Britain today firmly rejected Saudi Arabia's pleas to cooperate with the Organization of Petroleum Exporting Countries to reverse the precipitous decline in world oil prices over the past three months.
The British announcement in London dealt a sharp blow to efforts by the 13-member cartel meeting here to enlist major non-OPEC producers in a scheme to force oil prices back up by coordinating cuts in output.
In a speech before Parliament unveiling the national budget, Chancellor of the Exchequer Nigel Lawson said, "There is no question whatsoever, and there never has been, of the United Kingdom cutting back oil production in an attempt to secure a higher oil price."
Lawson's declaration was perceived by OPEC delegates gathered here for an emergency meeting as a stunning rebuke of Saudi Arabia Oil Minister Sheik Zaki Yamani, who has insisted that any strategy to engineer price rises through reduced output must involve the North Sea oil producers.
After studying the depressed oil market for more than five hours today, the OPEC oil ministers adjourned their session until Wednesday morning, when representatives from five outside countries are expected to join their discussions. Egypt, Malaysia, Mexico, Angola and Oman have agreed to cooperate with OPEC in trying to reach a broad consensus on how to shore up prices by controlling output.
Arturo Hernandez Grisanti, the Venezuelan energy minister who is presiding over the OPEC conference, acknowledged after today's meeting that the group's 13 members still were seriously divided over what kind of strategy they should adopt to cope with their crisis.
"We need more time to find common ground," Hernandez said. "The problems are difficult ones, but gradually we hope we will be able to take decisions that will stabilize the markets and restore the price."
The OPEC ministers have failed in three days of talks to overcome a grave rift between Saudi Arabia and its radical opponents, who advocate drastic production cuts to administer a shock to the world oil market that might cause prices to leap above $20 a barrel.

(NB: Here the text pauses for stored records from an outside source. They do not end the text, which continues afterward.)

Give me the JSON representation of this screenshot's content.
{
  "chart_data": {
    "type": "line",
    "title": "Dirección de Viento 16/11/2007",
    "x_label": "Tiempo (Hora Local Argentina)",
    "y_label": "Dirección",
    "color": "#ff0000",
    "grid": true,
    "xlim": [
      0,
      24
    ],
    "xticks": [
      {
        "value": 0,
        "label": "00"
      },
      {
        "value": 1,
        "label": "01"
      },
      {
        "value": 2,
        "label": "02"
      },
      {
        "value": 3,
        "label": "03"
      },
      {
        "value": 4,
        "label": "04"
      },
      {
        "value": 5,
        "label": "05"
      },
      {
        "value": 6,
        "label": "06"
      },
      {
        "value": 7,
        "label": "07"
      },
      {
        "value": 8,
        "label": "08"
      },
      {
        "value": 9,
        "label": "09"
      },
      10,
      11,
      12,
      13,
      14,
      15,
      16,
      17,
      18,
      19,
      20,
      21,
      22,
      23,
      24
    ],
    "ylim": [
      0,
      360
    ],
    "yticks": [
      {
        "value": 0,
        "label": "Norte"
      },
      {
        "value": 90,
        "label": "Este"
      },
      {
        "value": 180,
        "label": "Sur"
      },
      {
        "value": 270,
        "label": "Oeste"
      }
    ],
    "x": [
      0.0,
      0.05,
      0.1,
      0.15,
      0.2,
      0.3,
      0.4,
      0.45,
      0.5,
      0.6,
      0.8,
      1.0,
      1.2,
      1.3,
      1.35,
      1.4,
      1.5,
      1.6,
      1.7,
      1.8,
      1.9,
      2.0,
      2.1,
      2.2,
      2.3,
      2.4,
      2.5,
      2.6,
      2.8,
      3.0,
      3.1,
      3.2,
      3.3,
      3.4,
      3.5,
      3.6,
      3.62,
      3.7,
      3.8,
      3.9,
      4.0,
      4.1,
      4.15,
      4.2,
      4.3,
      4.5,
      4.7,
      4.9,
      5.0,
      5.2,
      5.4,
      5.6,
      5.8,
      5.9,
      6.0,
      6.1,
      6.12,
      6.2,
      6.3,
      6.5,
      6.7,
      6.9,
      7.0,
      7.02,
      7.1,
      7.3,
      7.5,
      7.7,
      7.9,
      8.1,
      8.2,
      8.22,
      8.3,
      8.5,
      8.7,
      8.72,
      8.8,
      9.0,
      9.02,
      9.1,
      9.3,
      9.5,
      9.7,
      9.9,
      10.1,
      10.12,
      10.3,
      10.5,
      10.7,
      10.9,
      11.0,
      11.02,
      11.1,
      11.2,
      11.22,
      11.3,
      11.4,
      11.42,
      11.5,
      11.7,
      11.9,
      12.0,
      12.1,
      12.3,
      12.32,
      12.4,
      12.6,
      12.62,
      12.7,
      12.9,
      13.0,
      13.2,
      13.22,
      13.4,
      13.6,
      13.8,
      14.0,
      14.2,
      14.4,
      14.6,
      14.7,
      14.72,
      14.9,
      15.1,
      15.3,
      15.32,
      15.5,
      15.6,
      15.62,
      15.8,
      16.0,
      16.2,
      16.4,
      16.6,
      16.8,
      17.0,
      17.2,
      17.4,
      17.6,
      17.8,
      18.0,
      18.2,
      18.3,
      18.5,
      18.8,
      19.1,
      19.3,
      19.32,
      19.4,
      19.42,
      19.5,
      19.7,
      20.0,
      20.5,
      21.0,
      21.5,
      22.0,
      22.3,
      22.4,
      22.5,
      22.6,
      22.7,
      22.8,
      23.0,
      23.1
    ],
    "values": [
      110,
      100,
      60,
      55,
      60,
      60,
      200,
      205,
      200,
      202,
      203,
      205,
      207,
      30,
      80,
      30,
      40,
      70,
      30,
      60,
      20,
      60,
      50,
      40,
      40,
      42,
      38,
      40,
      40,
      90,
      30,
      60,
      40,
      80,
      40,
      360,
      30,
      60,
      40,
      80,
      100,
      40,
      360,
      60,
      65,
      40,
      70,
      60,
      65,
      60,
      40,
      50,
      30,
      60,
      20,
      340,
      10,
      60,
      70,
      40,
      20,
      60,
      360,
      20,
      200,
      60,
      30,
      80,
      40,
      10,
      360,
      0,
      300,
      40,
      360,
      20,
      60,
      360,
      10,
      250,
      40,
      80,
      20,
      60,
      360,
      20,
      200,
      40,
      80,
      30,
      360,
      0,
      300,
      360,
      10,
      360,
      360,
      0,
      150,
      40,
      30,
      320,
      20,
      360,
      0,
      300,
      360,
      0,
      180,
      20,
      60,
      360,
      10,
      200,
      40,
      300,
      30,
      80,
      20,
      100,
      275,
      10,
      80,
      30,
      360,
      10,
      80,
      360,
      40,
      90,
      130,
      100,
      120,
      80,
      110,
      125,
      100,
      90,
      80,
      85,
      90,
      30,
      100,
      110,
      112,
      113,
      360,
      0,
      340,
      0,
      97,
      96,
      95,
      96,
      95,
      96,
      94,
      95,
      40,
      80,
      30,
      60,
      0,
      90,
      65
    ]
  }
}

Saudi Arabia's determination to carry out a price war in an effort to browbeat non-OPEC producers to cooperate in sharing markets has caused oil prices to plummet by half to less than $14 since December.
The less wealthy members of OPEC, led by Iran, Algeria and Libya, now argue that this policy has backfired and that many OPEC states are suffering worse economic damage from the price war than outside rivals such as Britain and Norway. The radical OPEC members contend that immediate cuts in output would quickly dry up the persistent world oil surplus and elevate prices along with their incomes.
Yamani contends these production cutbacks would prove self-defeating because major outside producers like Britain, Norway and the Soviet Union -- who have refused to go along with OPEC's policies -- would continue pumping at maximum capacity and steal more customers.
The North Sea crude sold by Britain and Norway, which together produce about 3.5 million barrels a day, competes directly for markets against Nigeria's light blend of oil. As a result, Nigeria has been forced repeatedly to break ranks with OPEC policies in order to keep pace with its competitors.
Nigeria's maverick actions have encouraged other OPEC members to engage in cheating tactics through hidden price discounts or the surpassing of production quotas. This lack of discipline also contributed to Saudi Arabia's decision to launch its price war last December.
The sudden plunge in revenue since that time has induced many OPEC members at this meeting to call for a return to rigid production quotas under a fixed ceiling of 16 million barrels a day or even less.
While there are signs that Saudi Arabia and its Persian Gulf allies are showing more sensitivity to the desperate plight faced by several OPEC members because of falling oil prices, the wealthy sheikdoms are still withholding endorsements of a new quota system until they are reassured that cheating will not resume.
Yamani also appears convinced, according to Saudi delegates, that by carrying the price war into the summer if necessary, he ultimately can persuade Britain and Norway to recognize that they are sacrificing too much valuable oil income through their devotion to free market principles.